ECB: Lower for longer 2.0 – ING

The Eurozone economy has not changed since the September ECB meeting and even though the results of the German elections have somewhat dampened the eu(ro)phoria of the summer months, survey indicators still point to a continuation of the recovery well into 2018.

Key Quotes

“As inflation (expectations) remain low and clearly below the ECB’s preferred 2% level, strong growth will be essential for the ECB to publicly announce details of its tapering of QE for 2018 next week.”

What this means for markets?

FX market: One-off move in EUR/USD higher followed by range trading

We look for a knee jerk reaction in EUR/USD higher, potentially testing the 1.20 level in response to the expected cut in QE from €60bn to €25bn per month. Yet the lower for longer QE anchoring the scale of Bund sell-off and Italian elections in early 2018, suggest only ‘one-off’ EUR/USD upside. We look for the cross to range-trade in coming months and only spike higher in 2Q18 once Italian election risk passes.

Bond market: Controlled/muted sell-off and steeper curve

We look for Bund curve steeping (2s10s and 5s10s) as the front-end and, to a moderate extent, the belly will benefit more from the forward rate guidance vs 10yr. While long-end rates should go higher, the relatively non-negligible cut in monthly purchases from €60bn to €25bn should be partly offset by the commitment to a 12m buying period. Moreover, following ECB officials’ comments, the lower for longer QE should not come as a complete surprise, limiting the extent of any sell-off.”

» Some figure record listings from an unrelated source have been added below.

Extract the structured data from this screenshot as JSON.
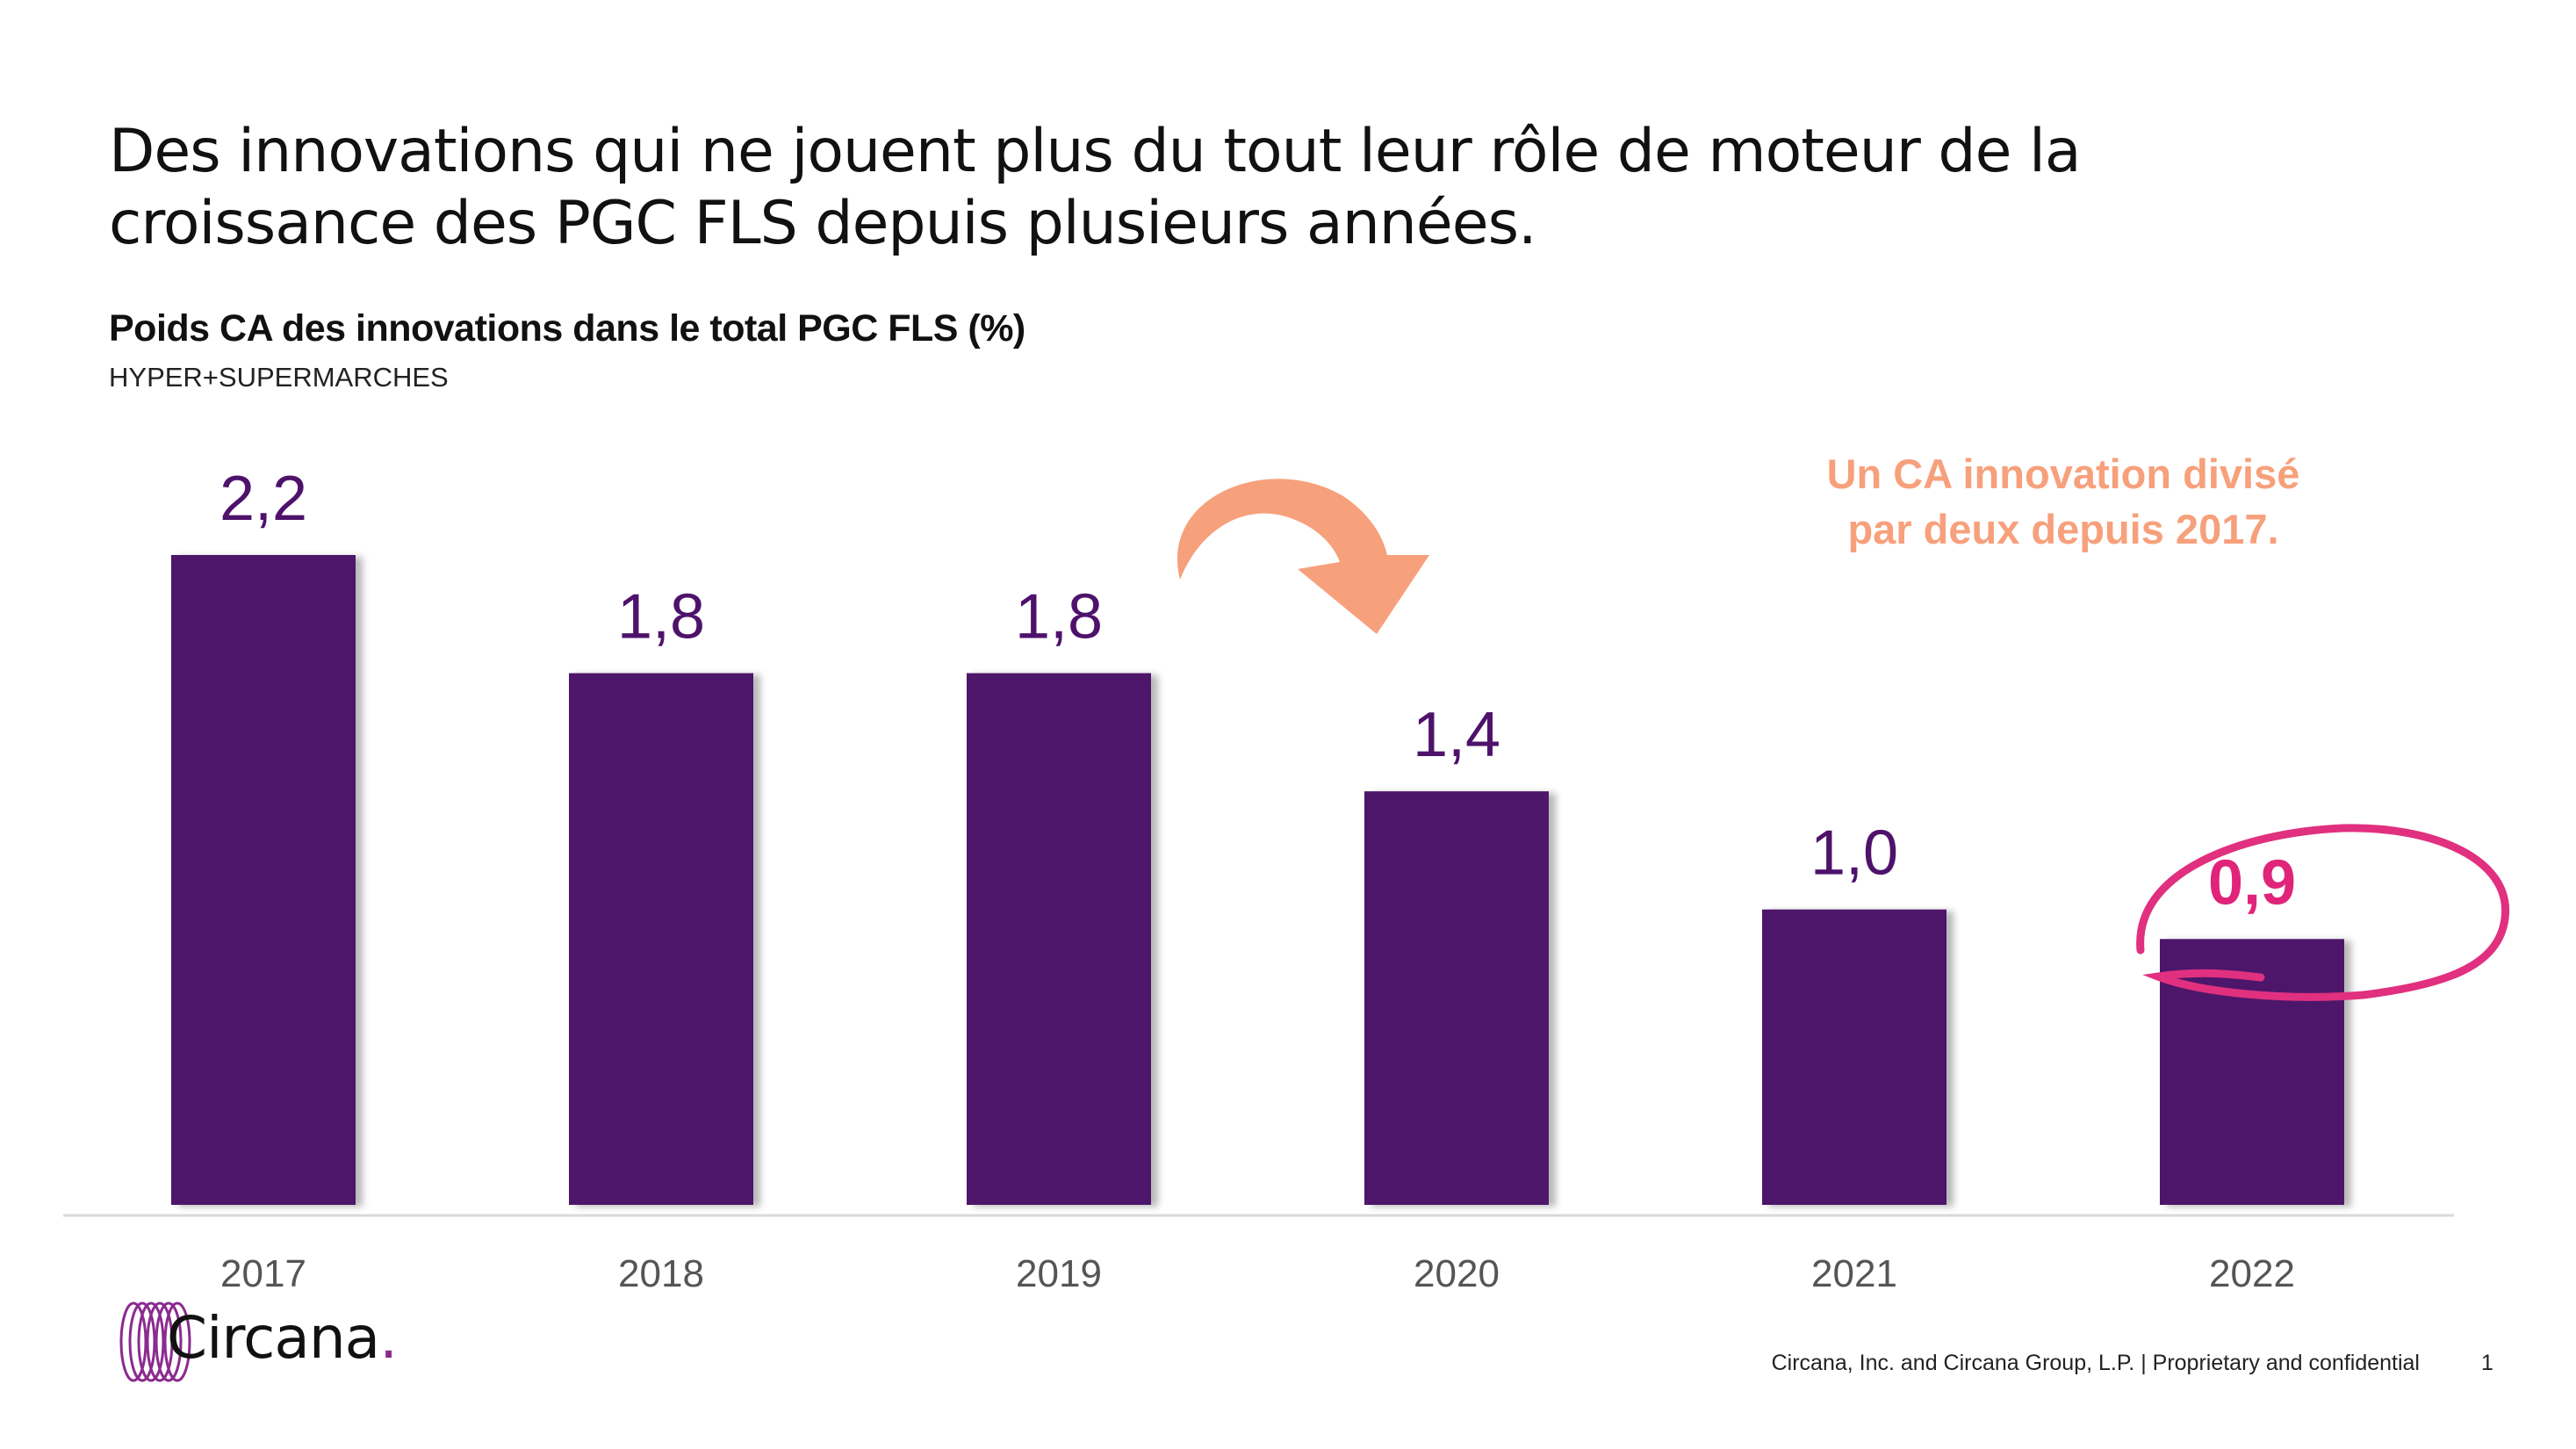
{
  "slide": {
    "headline": "Des innovations qui ne jouent plus du tout leur rôle de moteur de la croissance des PGC FLS depuis plusieurs années.",
    "page_number": "1"
  },
  "chart_data": {
    "type": "bar",
    "title": "Poids CA des innovations dans le total PGC FLS (%)",
    "subtitle": "HYPER+SUPERMARCHES",
    "categories": [
      "2017",
      "2018",
      "2019",
      "2020",
      "2021",
      "2022"
    ],
    "values": [
      2.2,
      1.8,
      1.8,
      1.4,
      1.0,
      0.9
    ],
    "value_labels": [
      "2,2",
      "1,8",
      "1,8",
      "1,4",
      "1,0",
      "0,9"
    ],
    "highlight_index": 5,
    "ylim": [
      0,
      2.2
    ],
    "xlabel": "",
    "ylabel": "",
    "grid": false,
    "legend": "none",
    "colors": {
      "bar": "#4e126b",
      "label": "#4e126b",
      "highlight_label": "#e0247a",
      "highlight_circle": "#e0307f",
      "arrow": "#f7a07c",
      "axis_tick_label": "#555555",
      "baseline": "#d9d9d9"
    }
  },
  "callout": {
    "line1": "Un CA innovation divisé",
    "line2": "par deux depuis 2017."
  },
  "logo": {
    "name": "Circana",
    "dot": ".",
    "icon": "circana-rings-icon",
    "color": "#8b2a8f"
  },
  "footer": {
    "text": "Circana, Inc. and Circana Group, L.P. |  Proprietary and confidential"
  }
}
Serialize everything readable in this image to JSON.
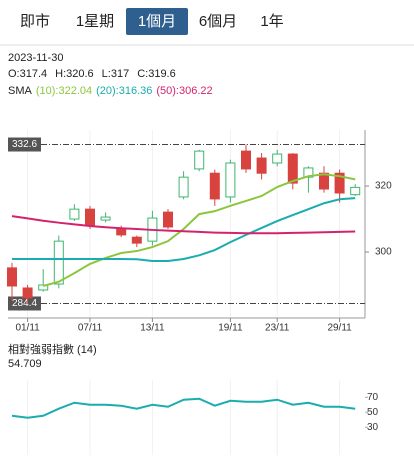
{
  "tabs": [
    "即市",
    "1星期",
    "1個月",
    "6個月",
    "1年"
  ],
  "selected_tab": 2,
  "info": {
    "date": "2023-11-30",
    "ohlc": [
      "O:317.4",
      "H:320.6",
      "L:317",
      "C:319.6"
    ]
  },
  "chart_data": [
    {
      "type": "candlestick",
      "categories": [
        null,
        "01/11",
        null,
        null,
        null,
        "07/11",
        null,
        null,
        null,
        "13/11",
        null,
        null,
        null,
        null,
        "19/11",
        null,
        null,
        "23/11",
        null,
        null,
        null,
        "29/11",
        null
      ],
      "open": [
        295.2,
        289.1,
        288.5,
        290.3,
        310,
        313,
        309.7,
        307,
        304.5,
        303.3,
        312.1,
        316.7,
        325.2,
        323.9,
        316.7,
        330.6,
        328.5,
        327,
        329.7,
        322.7,
        323.9,
        323.9,
        317.4
      ],
      "high": [
        296.7,
        290,
        294.8,
        305,
        314.5,
        314,
        312,
        308,
        305,
        312.5,
        313,
        324.5,
        331,
        325,
        328,
        332.6,
        330,
        331,
        330,
        326,
        326,
        325,
        320.6
      ],
      "low": [
        285.2,
        284.4,
        288,
        289,
        309.4,
        307,
        309,
        304.5,
        301.5,
        302,
        307,
        316,
        324.5,
        314,
        315,
        324,
        322,
        326,
        319,
        318,
        318,
        315,
        317
      ],
      "close": [
        289.7,
        286.1,
        290,
        303.3,
        313,
        308.2,
        310.6,
        305.2,
        302.7,
        310.3,
        307.6,
        322.7,
        330.6,
        316.1,
        327,
        325.2,
        323.9,
        329.7,
        320.9,
        325.5,
        319.1,
        317.9,
        319.6
      ],
      "up_color": "#3db56f",
      "down_color": "#d8433f",
      "legend_title": "SMA",
      "series": [
        {
          "name": "(10):322.04",
          "color": "#8cc63e",
          "values": [
            null,
            null,
            289.7,
            291,
            293.6,
            296.4,
            298.2,
            299.7,
            300.3,
            301.5,
            303.3,
            307,
            311.5,
            312.4,
            314,
            315.5,
            317,
            319.7,
            321.5,
            323,
            323.6,
            323,
            322.04
          ]
        },
        {
          "name": "(20):316.36",
          "color": "#1aacae",
          "values": [
            297.9,
            297.9,
            297.9,
            297.9,
            297.9,
            297.9,
            297.9,
            297.9,
            297.8,
            297.3,
            297.3,
            297.9,
            299,
            300.6,
            303,
            305.2,
            307.3,
            309.4,
            311.2,
            313,
            314.8,
            316,
            316.36
          ]
        },
        {
          "name": "(50):306.22",
          "color": "#d4236d",
          "values": [
            310.9,
            310.2,
            309.5,
            308.9,
            308.4,
            307.9,
            307.5,
            307.2,
            307,
            306.7,
            306.5,
            306.3,
            306.1,
            305.9,
            305.8,
            305.7,
            305.7,
            305.7,
            305.8,
            305.9,
            306,
            306.1,
            306.22
          ]
        }
      ],
      "ylim": [
        280,
        337
      ],
      "yticks": [
        300,
        320
      ],
      "reference_lines": [
        332.6,
        284.4
      ]
    },
    {
      "type": "line",
      "title": "相對強弱指數 (14)",
      "series": [
        {
          "color": "#1aacae",
          "values": [
            45.3,
            42.7,
            45.3,
            54.7,
            62.7,
            60,
            60,
            58.7,
            54.7,
            60,
            57.3,
            66.7,
            68,
            58.7,
            65.3,
            64,
            64,
            66.7,
            60,
            62.7,
            57.3,
            57.3,
            54.709
          ]
        }
      ],
      "ylim": [
        -7,
        93
      ],
      "yticks": [
        30,
        50,
        70
      ]
    }
  ]
}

“Ideally, the ECB would like to announce tapering as noiselessly as possible, limiting any upward movement of interest rates and the euro to a bare minimum. This is why we expect the ECB to announce a ‘lower for longer’ tapering (as in December 2016), reducing the monthly QE purchases to €25bn and extending them until the end of 2018 at its next meeting on 26 October.”

“In addition, we expect Draghi to emphasise ‘sequencing’, ie, the fact the ECB will not raise interest rates before the end of QE.”